Just as he did against N’Jikam, Murata gained revenge over Brant when the pair met in a return bout in July of this year. The Japanese middleweight star put in an explosive performance, with Brant having no answer to the heavy-handed, two-fisted bombardment coming his way. The end came in only the second round.
In his second appearance of 2019, this past Monday (December 23) in his home country, Murata carried on from where he left off in the Brant rematch. The Tokyo-based 33-year-old scored another dominant stoppage, this time against the game but ultimately outgunned Steven Butler.
Stiff jabs and hurtful rights marked the Canadian up early on, before a brutal finish was delivered in the fifth. A crunching left hook square on the jaw – preceded by an assortment of right hands – dropped Butler down and out in the corner of the ring. The referee called the contest off immediately at 2-45.
With the conclusive victory, Murata retained his (exasperating) secondary WBA strap. The true WBA champion at 160lbs is Canelo Alvarez, but it would be surprising if the Mexican superstar decided to take on Murata – the pound-for-pound king no doubt has bigger, more lucrative fish to fry.
Interestingly, the number one-ranked contender in the WBA middleweight ratings is Chris Eubank Jr. The big-name Brit holds the WBA’s (needless) interim belt, so a clash with Murata would make sense. Forget the fact that it would unify two unnecessary titles. More than that, it would pit two exciting, aggressive fighters against one another in an intriguing collision.
The most likely next opponent for Murata, however, is not Eubank. With Brant having an option to exercise a contractual clause for a rubber match with Murata in 2020, it seems like a trilogy fight between the two is destined next year.

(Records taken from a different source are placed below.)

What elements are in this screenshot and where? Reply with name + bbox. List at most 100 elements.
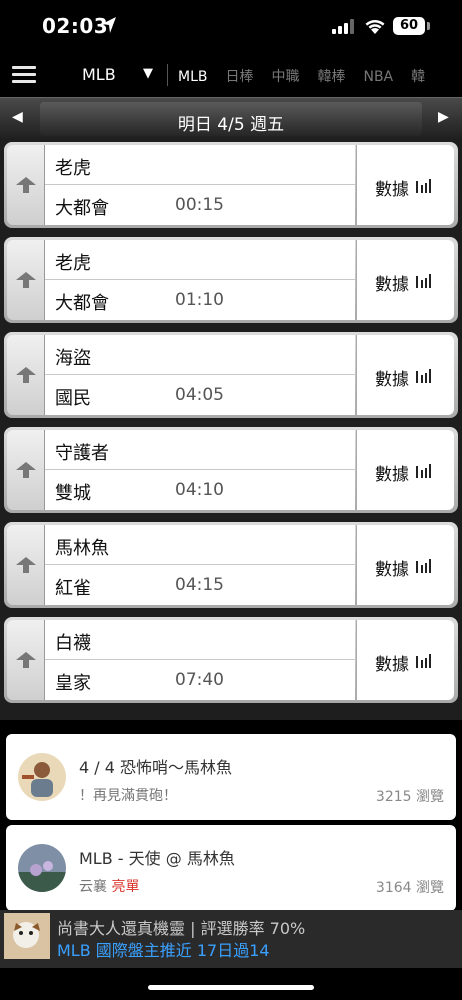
game-card[interactable]: 馬林魚 紅雀 04:15 數據 [4, 522, 458, 608]
away-team-name: 白襪 [55, 633, 91, 654]
league-tabs: MLB 日棒 中職 韓棒 NBA 韓 [178, 66, 443, 86]
game-time: 04:05 [175, 385, 224, 405]
stats-label: 數據 [375, 275, 409, 295]
home-team-name: 雙城 [55, 483, 91, 504]
pin-button[interactable] [7, 620, 45, 700]
home-team-name: 紅雀 [55, 578, 91, 599]
away-team-row: 守護者 [45, 430, 355, 470]
game-card[interactable]: 老虎 大都會 00:15 數據 [4, 142, 458, 228]
bar-chart-icon [416, 464, 431, 478]
home-team-name: 國民 [55, 388, 91, 409]
away-team-row: 白襪 [45, 620, 355, 660]
matchup: 老虎 大都會 00:15 [45, 145, 355, 225]
league-select[interactable]: MLB [82, 65, 116, 84]
post-title: 4 / 4 恐怖哨～馬林魚 [79, 758, 233, 777]
home-team-row: 大都會 01:10 [45, 280, 355, 320]
game-card[interactable]: 守護者 雙城 04:10 數據 [4, 427, 458, 513]
prev-day-icon[interactable]: ◀ [12, 109, 23, 125]
pin-arrow-icon [16, 367, 36, 383]
caret-down-icon[interactable]: ▼ [143, 66, 153, 81]
matchup: 老虎 大都會 01:10 [45, 240, 355, 320]
pin-arrow-icon [16, 462, 36, 478]
stats-button[interactable]: 數據 [356, 525, 454, 605]
pin-arrow-icon [16, 272, 36, 288]
game-list: 老虎 大都會 00:15 數據 老虎 大都會 01:10 數據 海盜 國民 04… [0, 140, 462, 720]
pin-button[interactable] [7, 335, 45, 415]
bar-chart-icon [416, 654, 431, 668]
date-selector[interactable]: 明日 4/5 週五 [40, 102, 422, 136]
away-team-row: 海盜 [45, 335, 355, 375]
matchup: 守護者 雙城 04:10 [45, 430, 355, 510]
pin-button[interactable] [7, 430, 45, 510]
bar-chart-icon [416, 179, 431, 193]
game-time: 01:10 [175, 290, 224, 310]
post-views: 3164 瀏覽 [375, 880, 444, 896]
pin-button[interactable] [7, 525, 45, 605]
home-team-row: 國民 04:05 [45, 375, 355, 415]
tab-nba[interactable]: NBA [363, 69, 393, 85]
bar-chart-icon [416, 559, 431, 573]
away-team-row: 老虎 [45, 145, 355, 185]
home-team-row: 大都會 00:15 [45, 185, 355, 225]
tab-cpbl[interactable]: 中職 [271, 66, 299, 86]
game-card[interactable]: 老虎 大都會 01:10 數據 [4, 237, 458, 323]
post-card[interactable]: 4 / 4 恐怖哨～馬林魚 ！再見滿貫砲！ 3215 瀏覽 [6, 734, 456, 820]
stats-button[interactable]: 數據 [356, 620, 454, 700]
home-team-name: 大都會 [55, 293, 109, 314]
away-team-row: 老虎 [45, 240, 355, 280]
location-arrow-icon [102, 17, 116, 33]
bar-chart-icon [416, 369, 431, 383]
status-bar: 02:03 60 [0, 0, 462, 52]
post-views: 3215 瀏覽 [375, 789, 444, 805]
tab-npb[interactable]: 日棒 [225, 66, 253, 86]
away-team-row: 馬林魚 [45, 525, 355, 565]
game-time: 00:15 [175, 195, 224, 215]
matchup: 海盜 國民 04:05 [45, 335, 355, 415]
stats-label: 數據 [375, 370, 409, 390]
away-team-name: 守護者 [55, 443, 109, 464]
ad-headline: 尚書大人還真機靈 | 評選勝率 70% [57, 919, 306, 938]
matchup: 白襪 皇家 07:40 [45, 620, 355, 700]
tab-mlb[interactable]: MLB [178, 69, 207, 85]
pin-button[interactable] [7, 145, 45, 225]
stats-button[interactable]: 數據 [356, 240, 454, 320]
game-time: 04:15 [175, 575, 224, 595]
post-subtitle: 云襄 亮單 [79, 879, 140, 895]
home-indicator [148, 985, 314, 990]
away-team-name: 老虎 [55, 158, 91, 179]
post-list: 4 / 4 恐怖哨～馬林魚 ！再見滿貫砲！ 3215 瀏覽 MLB - 天使 @… [0, 720, 462, 911]
ad-image [4, 913, 50, 959]
post-badge: 亮單 [111, 879, 140, 895]
avatar [18, 844, 66, 892]
stats-label: 數據 [375, 180, 409, 200]
stats-label: 數據 [375, 655, 409, 675]
stats-button[interactable]: 數據 [356, 145, 454, 225]
game-card[interactable]: 白襪 皇家 07:40 數據 [4, 617, 458, 703]
date-label: 明日 4/5 週五 [177, 115, 285, 135]
matchup: 馬林魚 紅雀 04:15 [45, 525, 355, 605]
tab-kbo[interactable]: 韓棒 [317, 66, 345, 86]
stats-label: 數據 [375, 560, 409, 580]
stats-button[interactable]: 數據 [356, 430, 454, 510]
tab-kbl[interactable]: 韓 [411, 66, 425, 86]
game-time: 04:10 [175, 480, 224, 500]
nav-divider [167, 64, 168, 86]
game-time: 07:40 [175, 670, 224, 690]
next-day-icon[interactable]: ▶ [438, 109, 449, 125]
home-team-row: 雙城 04:10 [45, 470, 355, 510]
post-card[interactable]: MLB - 天使 @ 馬林魚 云襄 亮單 3164 瀏覽 [6, 825, 456, 911]
away-team-name: 馬林魚 [55, 538, 109, 559]
pin-arrow-icon [16, 652, 36, 668]
wifi-icon [365, 19, 385, 34]
menu-icon[interactable] [12, 66, 36, 84]
home-team-row: 紅雀 04:15 [45, 565, 355, 605]
post-subtitle: ！再見滿貫砲！ [79, 788, 177, 804]
date-bar: ◀ 明日 4/5 週五 ▶ [0, 97, 462, 140]
stats-button[interactable]: 數據 [356, 335, 454, 415]
ad-subline: MLB 國際盤主推近 17日過14 [57, 941, 270, 960]
ad-banner[interactable]: 尚書大人還真機靈 | 評選勝率 70% MLB 國際盤主推近 17日過14 [0, 910, 462, 968]
pin-arrow-icon [16, 557, 36, 573]
game-card[interactable]: 海盜 國民 04:05 數據 [4, 332, 458, 418]
pin-button[interactable] [7, 240, 45, 320]
home-team-name: 大都會 [55, 198, 109, 219]
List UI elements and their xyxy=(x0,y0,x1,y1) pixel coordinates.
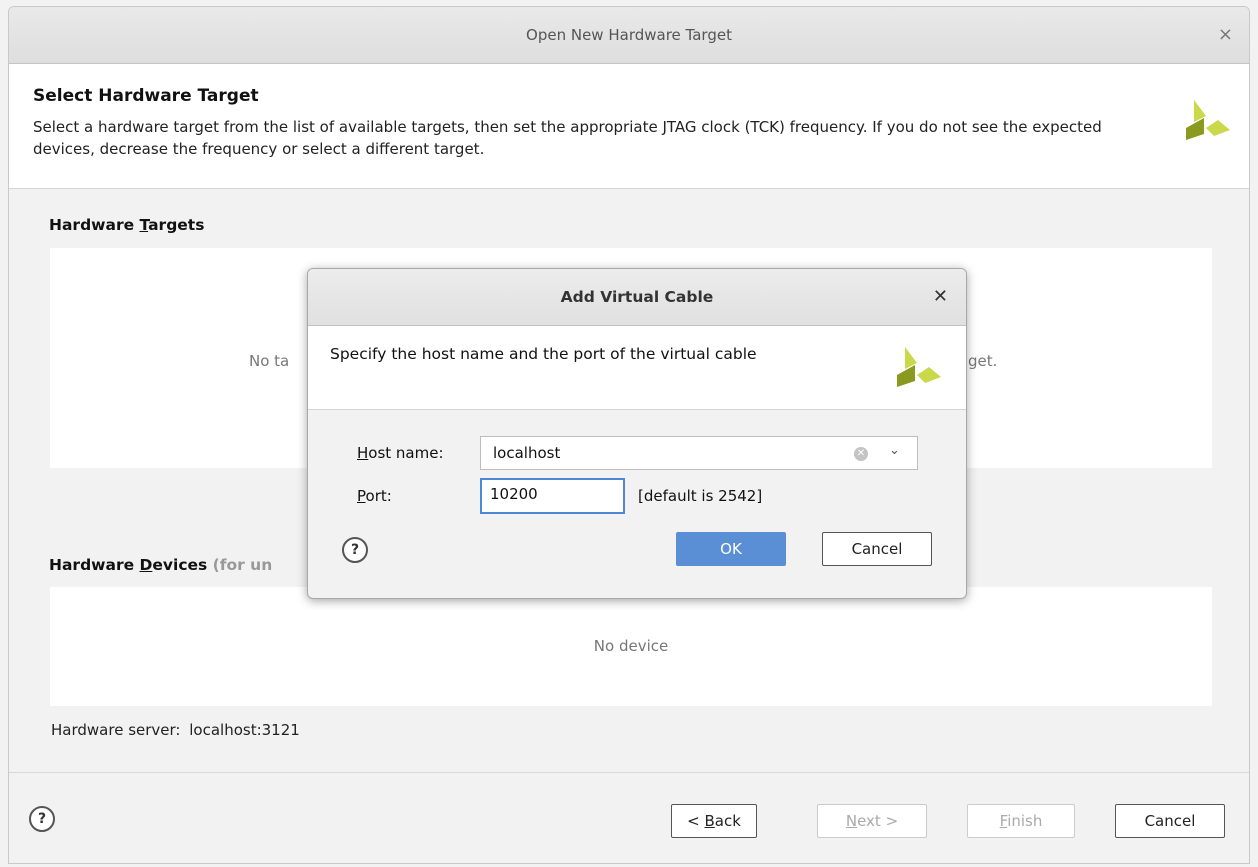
btn-text: ack xyxy=(714,812,741,830)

South Africa’s two-time IBF flyweight boss Mthalane came through a gruelling, action-packed battle with local warrior Yaegashi, during which 1,200 punches were exchanged. In the end, Mthalane wore the former three-weight world titlist down at 2-54 of the ninth. With this triumph over his fellow decorated veteran, Mthalane made it 16 wins in a row. He has not lost in over 11 years.
Body blows did the business for Japan’s unbeaten Shiro in what was the seventh successful defence of his WBC light-flyweight crown. Rights to the midsection forced Filipino southpaw Petalcorin to crumple to the canvas on three occasions in the third. A wicked left hook to the liver in the next frame produced the same outcome, leading the referee to pull Petalcorin out at 1-08.